Les élections municipales ont montré l'amertume des Français, le risque de délitement de la communauté nationale tentée par les extrêmes. Il y a urgence. (Applaudissements à gauche ; M. Alain Fouché applaudit aussi)

M. Michel Savin .  - Merci à la délégation sénatoriale à la prospective pour ce beau rapport. La pauvreté, hélas, est toujours d'actualité. Pour préparer mon intervention, j'ai rencontré l'association « RSA 38 », qui rassemble les allocataires au RSA de l'Isère. Ceux-ci sont dignes, ils ne veulent pas être considérés comme des assistés. Des mesures concrètes doivent être prises pour améliorer leur quotidien.

La pauvreté c'est quoi ? C'est avoir du mal à se nourrir, à se loger, faute d'argent. L'État doit aider ceux qui font face à des accidents de la vie, ce qui peut arriver à tous mais tend à se transmettre de génération en génération. La société préfère fermer les yeux sur ce qui se passe à deux pas. Les responsables politiques doivent réagir. En 1954, l'Abbé Pierre a suscité une prise de conscience, mais les choses n'ont guère changé...

Il faut remettre l'humain au coeur de ce débat. Les pauvres ne doivent plus disparaître dans l'anonymat des statistiques.

La lutte contre la pauvreté n'est pas affaire de beaux discours, elle doit reposer sur du concret. À cet égard, l'automatisation des prestations sociales semble aller dans le bon sens. Mieux vaut simplifier les démarches. Les allocataires souhaitent être accompagnés pour savoir ce à quoi ils ont droit. Les pauvres demandent à être associés aux politiques qui leur sont destinées, ce qui n'est pas toujours le cas. Pourquoi un représentant des allocataires de RSA ne siégerait-il pas dans un conseil d'administration des bailleurs sociaux et des CAF ?

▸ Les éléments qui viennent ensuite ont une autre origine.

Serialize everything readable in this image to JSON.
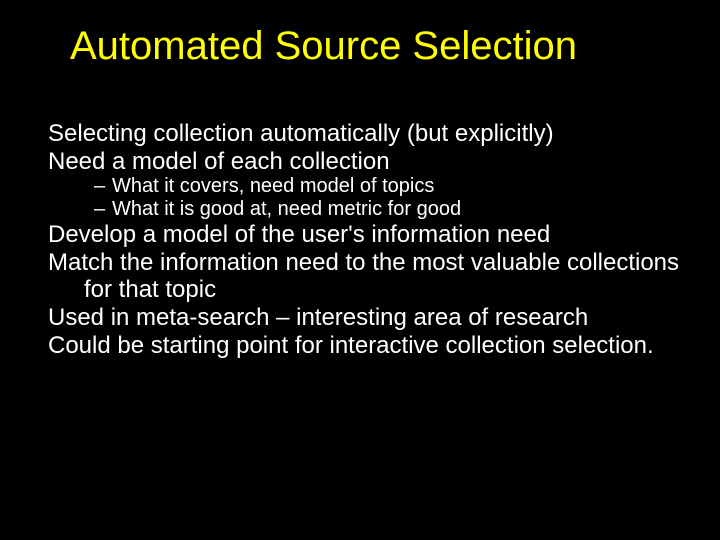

La pauvreté est une violation des droits de la femme et de l'homme. Vous avez cité Nelson Mandela : « Tout ce qui est fait pour moi sans moi est fait contre moi. » : participer, c'est proposer, assumer. En faisant des pauvres des citoyens à part entière, nous comprendrions mieux les ressorts de la pauvreté.

Certaines propositions de ce rapport sont bonnes, et j'espère qu'elles ne resteront pas des voeux pieux. (Applaudissements)

M. Jean-Marie Vanlerenberghe .  - Comment enrayer le cycle de la pauvreté ? L'intitulé de ce débat laisse songeur, comme si le politique discrédité devait rappeler son hostilité à un fléau qui sévit depuis longtemps et a donné lieu à des théories, tel le marxisme, dont on connaît l'effet sur notre histoire. Ce n'est ni le socialisme ni le libéralisme débridé qui a fait régresser la pauvreté en Europe au XXe siècle, mais bien l'économie sociale de marché. Et voici que la pauvreté progresse de nouveau.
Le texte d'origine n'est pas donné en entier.